O Pentágono elaborou novas diretrizes de IA que exigiriam que as empresas permitissem que os militares se envolvessem em “qualquer uso legal” de seus modelos, de acordo com o Tempos Financeiros. A definição de “legal” é obviamente muito flexível para o regime de Trump, dado o facto de que não há efectivamente ninguém que os responsabilize quando infringem a lei.

“As consequências deste caso são enormes”, dizem os processos. “O governo federal retaliou um importante desenvolvedor de IA de fronteira por aderir ao seu ponto de vista protegido sobre um assunto de grande significado público – a segurança da IA ​​e as limitações de seus próprios modelos de IA – em violação da Constituição e das leis dos Estados Unidos.”
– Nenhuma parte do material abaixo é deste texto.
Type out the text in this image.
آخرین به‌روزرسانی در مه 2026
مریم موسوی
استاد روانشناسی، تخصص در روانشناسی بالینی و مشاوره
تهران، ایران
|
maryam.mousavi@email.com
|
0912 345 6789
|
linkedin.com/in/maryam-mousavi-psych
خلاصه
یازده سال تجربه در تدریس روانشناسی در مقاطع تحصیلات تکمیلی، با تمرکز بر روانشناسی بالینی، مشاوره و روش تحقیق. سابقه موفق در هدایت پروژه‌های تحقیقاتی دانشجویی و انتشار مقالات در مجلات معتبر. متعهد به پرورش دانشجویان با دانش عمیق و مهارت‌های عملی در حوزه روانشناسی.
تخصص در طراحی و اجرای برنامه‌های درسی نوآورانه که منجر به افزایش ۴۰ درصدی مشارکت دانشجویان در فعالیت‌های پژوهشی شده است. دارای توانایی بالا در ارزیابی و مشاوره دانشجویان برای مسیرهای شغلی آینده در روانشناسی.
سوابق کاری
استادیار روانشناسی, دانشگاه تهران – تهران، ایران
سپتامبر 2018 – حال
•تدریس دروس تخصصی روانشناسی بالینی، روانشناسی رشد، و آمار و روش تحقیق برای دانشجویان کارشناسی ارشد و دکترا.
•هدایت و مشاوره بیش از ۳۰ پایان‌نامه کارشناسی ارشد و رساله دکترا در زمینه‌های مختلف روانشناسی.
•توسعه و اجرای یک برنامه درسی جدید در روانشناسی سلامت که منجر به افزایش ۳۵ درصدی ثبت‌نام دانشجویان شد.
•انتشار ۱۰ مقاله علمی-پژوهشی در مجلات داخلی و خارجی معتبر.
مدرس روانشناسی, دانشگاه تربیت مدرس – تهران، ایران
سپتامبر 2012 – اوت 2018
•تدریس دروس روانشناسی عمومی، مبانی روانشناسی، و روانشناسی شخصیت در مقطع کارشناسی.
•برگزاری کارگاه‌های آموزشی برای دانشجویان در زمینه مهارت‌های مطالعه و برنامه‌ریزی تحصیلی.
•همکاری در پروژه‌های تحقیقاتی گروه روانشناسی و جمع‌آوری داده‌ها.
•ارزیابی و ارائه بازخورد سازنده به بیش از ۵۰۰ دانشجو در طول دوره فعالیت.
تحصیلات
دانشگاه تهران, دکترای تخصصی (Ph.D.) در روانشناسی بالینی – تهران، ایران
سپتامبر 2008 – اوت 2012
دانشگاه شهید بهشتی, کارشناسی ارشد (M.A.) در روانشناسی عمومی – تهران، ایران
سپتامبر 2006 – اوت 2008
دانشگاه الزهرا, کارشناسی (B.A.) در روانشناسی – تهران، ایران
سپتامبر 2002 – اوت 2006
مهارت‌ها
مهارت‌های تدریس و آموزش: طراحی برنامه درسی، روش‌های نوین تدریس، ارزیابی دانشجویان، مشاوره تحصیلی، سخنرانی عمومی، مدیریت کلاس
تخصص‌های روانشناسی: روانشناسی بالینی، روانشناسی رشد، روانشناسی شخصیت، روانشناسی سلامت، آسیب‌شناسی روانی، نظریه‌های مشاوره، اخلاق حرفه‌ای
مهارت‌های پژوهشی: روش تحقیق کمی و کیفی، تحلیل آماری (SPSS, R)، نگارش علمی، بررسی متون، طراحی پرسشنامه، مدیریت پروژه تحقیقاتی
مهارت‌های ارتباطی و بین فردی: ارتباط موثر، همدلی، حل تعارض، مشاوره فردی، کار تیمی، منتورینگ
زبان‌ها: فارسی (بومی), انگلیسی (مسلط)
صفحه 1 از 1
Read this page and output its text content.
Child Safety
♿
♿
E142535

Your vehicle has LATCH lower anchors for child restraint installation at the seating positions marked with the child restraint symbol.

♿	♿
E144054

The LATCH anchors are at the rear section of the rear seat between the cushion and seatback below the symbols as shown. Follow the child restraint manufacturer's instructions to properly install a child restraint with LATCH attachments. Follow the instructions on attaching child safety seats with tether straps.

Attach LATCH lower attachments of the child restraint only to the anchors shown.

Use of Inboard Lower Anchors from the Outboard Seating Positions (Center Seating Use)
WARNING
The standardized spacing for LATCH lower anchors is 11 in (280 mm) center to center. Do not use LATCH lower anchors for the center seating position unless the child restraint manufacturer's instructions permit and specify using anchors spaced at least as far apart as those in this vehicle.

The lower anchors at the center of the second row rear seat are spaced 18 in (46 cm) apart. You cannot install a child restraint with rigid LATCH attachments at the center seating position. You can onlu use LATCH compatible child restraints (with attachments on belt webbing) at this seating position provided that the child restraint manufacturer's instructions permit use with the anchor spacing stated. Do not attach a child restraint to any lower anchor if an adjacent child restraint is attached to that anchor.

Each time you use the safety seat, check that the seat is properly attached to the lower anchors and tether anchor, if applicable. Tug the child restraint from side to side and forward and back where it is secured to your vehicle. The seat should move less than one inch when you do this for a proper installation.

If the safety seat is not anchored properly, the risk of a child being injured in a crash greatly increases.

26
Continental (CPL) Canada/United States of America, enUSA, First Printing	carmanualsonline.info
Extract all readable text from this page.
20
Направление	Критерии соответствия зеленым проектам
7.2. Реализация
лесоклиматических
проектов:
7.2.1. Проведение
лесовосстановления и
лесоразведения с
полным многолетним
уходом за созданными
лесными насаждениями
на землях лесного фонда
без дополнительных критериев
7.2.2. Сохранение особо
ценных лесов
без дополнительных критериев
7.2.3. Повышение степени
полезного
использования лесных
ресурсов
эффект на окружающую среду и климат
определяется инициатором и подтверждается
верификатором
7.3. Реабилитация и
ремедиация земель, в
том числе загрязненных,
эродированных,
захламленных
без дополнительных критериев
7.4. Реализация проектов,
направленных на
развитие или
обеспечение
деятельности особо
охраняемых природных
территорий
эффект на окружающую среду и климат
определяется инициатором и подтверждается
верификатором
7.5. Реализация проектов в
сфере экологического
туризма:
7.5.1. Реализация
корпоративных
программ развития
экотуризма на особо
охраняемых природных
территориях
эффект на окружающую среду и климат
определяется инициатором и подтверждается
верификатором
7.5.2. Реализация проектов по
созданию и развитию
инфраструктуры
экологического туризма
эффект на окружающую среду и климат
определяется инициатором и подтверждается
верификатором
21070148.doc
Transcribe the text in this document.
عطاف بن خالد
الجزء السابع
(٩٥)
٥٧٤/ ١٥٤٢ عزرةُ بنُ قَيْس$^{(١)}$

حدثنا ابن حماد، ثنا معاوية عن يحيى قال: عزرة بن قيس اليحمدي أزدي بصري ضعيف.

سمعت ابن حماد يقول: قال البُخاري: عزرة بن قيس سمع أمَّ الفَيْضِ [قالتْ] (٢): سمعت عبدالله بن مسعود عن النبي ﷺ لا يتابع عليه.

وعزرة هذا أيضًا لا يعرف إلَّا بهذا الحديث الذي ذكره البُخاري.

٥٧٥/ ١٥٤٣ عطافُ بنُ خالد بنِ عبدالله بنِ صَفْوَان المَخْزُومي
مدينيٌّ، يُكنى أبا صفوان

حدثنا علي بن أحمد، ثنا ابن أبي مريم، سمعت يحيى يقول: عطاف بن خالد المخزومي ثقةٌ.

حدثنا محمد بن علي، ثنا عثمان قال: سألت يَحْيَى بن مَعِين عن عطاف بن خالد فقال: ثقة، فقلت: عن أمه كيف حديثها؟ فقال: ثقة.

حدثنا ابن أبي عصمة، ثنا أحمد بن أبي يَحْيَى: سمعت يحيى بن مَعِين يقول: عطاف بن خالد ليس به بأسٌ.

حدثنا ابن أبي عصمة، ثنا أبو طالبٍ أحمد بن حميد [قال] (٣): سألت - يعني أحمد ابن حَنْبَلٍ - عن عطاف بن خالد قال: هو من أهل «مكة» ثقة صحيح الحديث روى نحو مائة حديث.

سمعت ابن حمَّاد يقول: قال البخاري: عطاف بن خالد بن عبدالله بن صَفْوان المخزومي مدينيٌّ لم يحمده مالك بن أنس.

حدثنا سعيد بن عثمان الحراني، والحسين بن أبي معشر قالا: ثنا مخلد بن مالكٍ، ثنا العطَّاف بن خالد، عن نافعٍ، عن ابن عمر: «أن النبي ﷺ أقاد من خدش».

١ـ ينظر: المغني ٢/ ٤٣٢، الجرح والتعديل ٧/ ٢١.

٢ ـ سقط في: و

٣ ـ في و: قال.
Vários observadores tecnológicos argumentaram que prejudicar a Antrópico prejudica a competitividade dos EUA e dá à China uma vantagem na corrida para construir os sistemas de IA mais avançados. E a Anthropic apresentou argumento semelhante em seus processos na segunda-feira.

“Os réus procuram destruir o valor económico criado por uma das empresas privadas de crescimento mais rápido do mundo, que é líder no desenvolvimento responsável de uma tecnologia emergente de importância vital para a nossa nação”, lê-se nos processos. “As Ações Desafiadas infligem danos imediatos e irreparáveis ​​à Anthropic; a outros cujo discurso será esfriado; àqueles que se beneficiam do valor econômico que a empresa pode continuar a criar; e a um público global que merece um diálogo e debate robustos sobre o que a IA significa para a guerra e a vigilância.”

A Anthropic não respondeu imediatamente a um pedido de comentário na manhã de segunda-feira. O Gizmodo atualizará este artigo quando recebermos uma resposta.